Many restaurants and coffee shops focus mainly on increasing sales and the customers’ dining experience, giving less consideration to the importance of making sure that their customers remain their customers. Moreover, most owners and operators do not have an accurate way to measure their customer churn rate and keep it in check.
Customer churn rate, also known as customer attrition, refers to the overall percentage of customers who have decided to stop doing business with you. The best-case scenario for any business is to have a 0% churn rate. But this is simply not realistic – any business will experience natural attrition. There are ways, however, to keep your customer churn rate as low as possible.
Remind Your Customers You Are Giving Them the Best Product
Your customers have plenty of options, no matter your industry. There is a fair chance that you’re not the only restaurant or retailer that can give them what they want, so don’t take your customers for granted or fail to recognize that there’s competition for your customers and their dollars.
Considering this, whenever you engage with your customers, make sure to remind them of the quality you offer with your product. You don’t have to stuff every blog post or social media post with promotional fodder, but you do want to remind your customers that any new or recent feature you are offering provides a sense of value for them. Also, be sure to thank your customers or clients for the chance to present your product or service to them – it will make them feel valued. As a result, should they have a negative experience with a rival company, they’ll likely come back to you and your brand.
React Swiftly to PR Mistakes and Bad Decisions
This might be easier said than done. Odds are that you won’t know you’ve made a bad decision until it has had a significant impact against your company. In this case, it’s all about how you manage the issue. The fact is that bad PR is unavoidable for most companies if they are successful and grow big enough.
A good example of a PR blunder was when Netflix increased their prices. Netflix thought it would be a good idea to split their streaming service from their DVD delivery service and raise the prices on both. Their customers did not react well, and there was significant backlash. As a result, it’s very likely that Netflix lost some customers they may never get back.
Sometimes bad PR can be the result of a system crash, computer bugs, or flaws in the business model. Two examples are the Dropbox password debacle and the negative press regarding Airbnb. In these cases, it was the job of the company, and more specifically the CEO to find a way to manage each disaster quickly and restore brand confidence.
Understand and Fortify Your Weaknesses
Are you aware of why people might not want to dine at your restaurant or shop at your store? Are you aware of what your company frequently falls short on? In most cases, deciding that your business is flawless is a massive mistake. In this case, you have failed to really listen to your customers.

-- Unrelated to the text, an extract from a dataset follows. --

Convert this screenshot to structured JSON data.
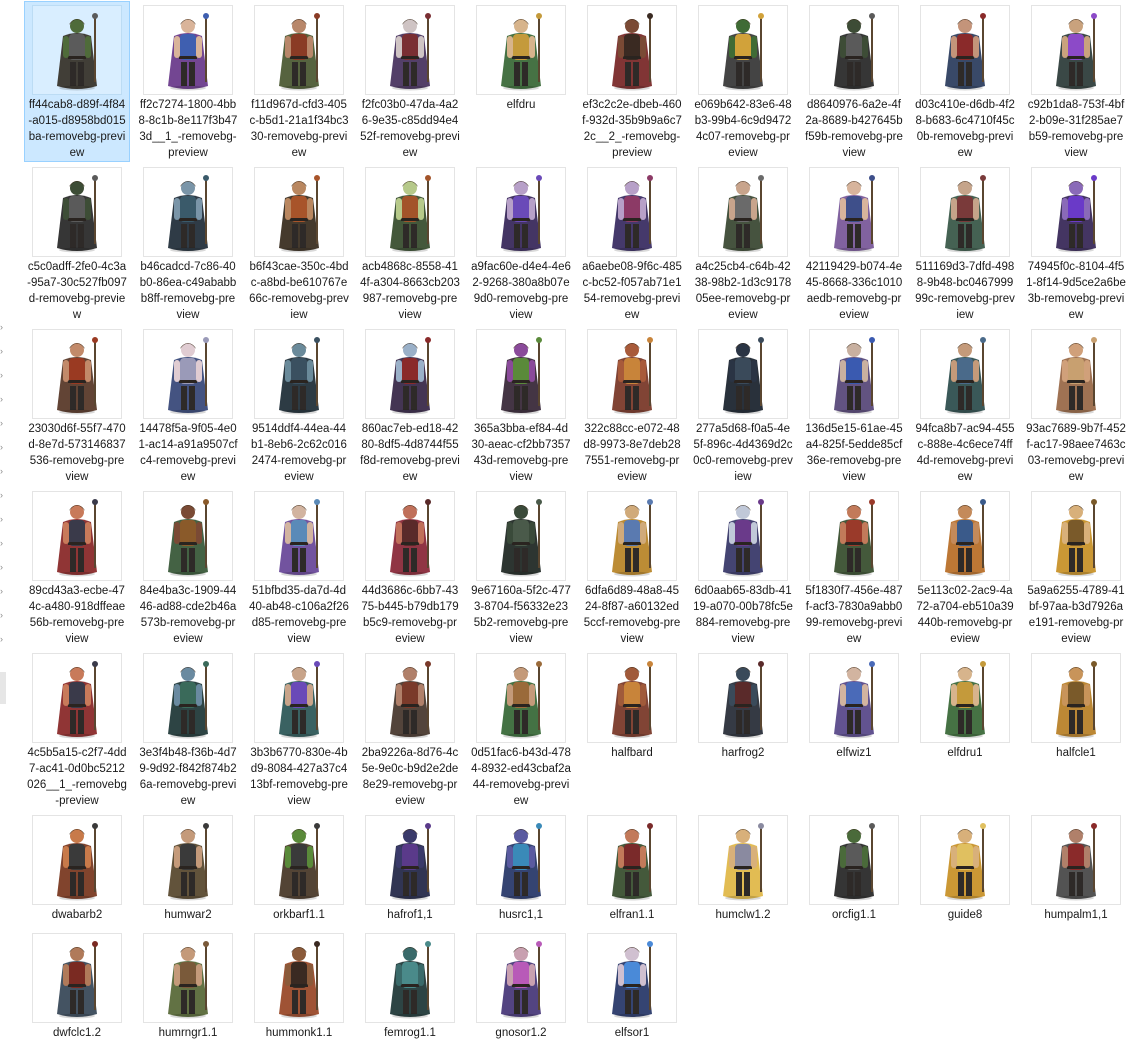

Every business has its weaknesses, and you need to know yours intimately. Also, you need to know how to fix these weaknesses quickly and how to keep them from turn into bigger problems. There are many cases of companies that failed to see a weakness coming that lost significant amounts of revenue as a result. What you need to remember is that those who try to take your customers – essentially robbing you of revenue – are trying to become the market leader by taking advantage of your weaknesses. These are your competitors, and you need to stay on top of your shortcomings to make sure they don’t capitalize on your faults.
An excellent way to identify your weaknesses is setting up an effective system for collecting customer reviews.
Deliver on Your Promises
Customers will become loyal to your eatery or your product because you have provided them with a unique advantage over your competition that they can’t find elsewhere. However, if you neglect your efforts to keep promises, your customers will leave you. If Disneyland weren’t the happiest place on earth, there’d be no repeat visitors. If Apple phones weren’t so easy to handle people would stop buying them.
The same goes for Amazon, if they suddenly failed at prompt deliveries or at having a massive stock of goods, they would lose their loyal customer. People rely on the promises companies make regarding their brands. It is essential to the integrity and profitability of your brand, as well as to lower your customer churn rate as much as possible, that you keep your promises.
Gaining Insights from Traffic Analytics
Using a WiFi marketing & customer intelligence hub, like Bloom Intelligence, you can determine who makes up your audience of loyal visitors. You can also account for the length of time users visit and how they’re behavior at your location changes over time. With this data, you’re able to get a much deeper understanding of your customers and create targeted campaigns to ensure they remain loyal to your business.
Bloom also uses intelligent algorithm sets to monitor each customer’s frequency distribution, individually and as a whole, to understand and accurately define your customer churn rate in real time. By analyzing individual customer frequency, Bloom can determine when a customer is at-risk of churning or has churned. Then you can use the automated marketing suite of tools to send triggered messages to your at-risk and churned customers persuading them to come back.
In most cases, a high customer churn rate comes down to neutral or poor customer experiences. While you can persuade customers to give you another chance, you will still need to take the tips above into account to help keep customers from churning in the first place, and to cement their loyalty when they give your business another chance.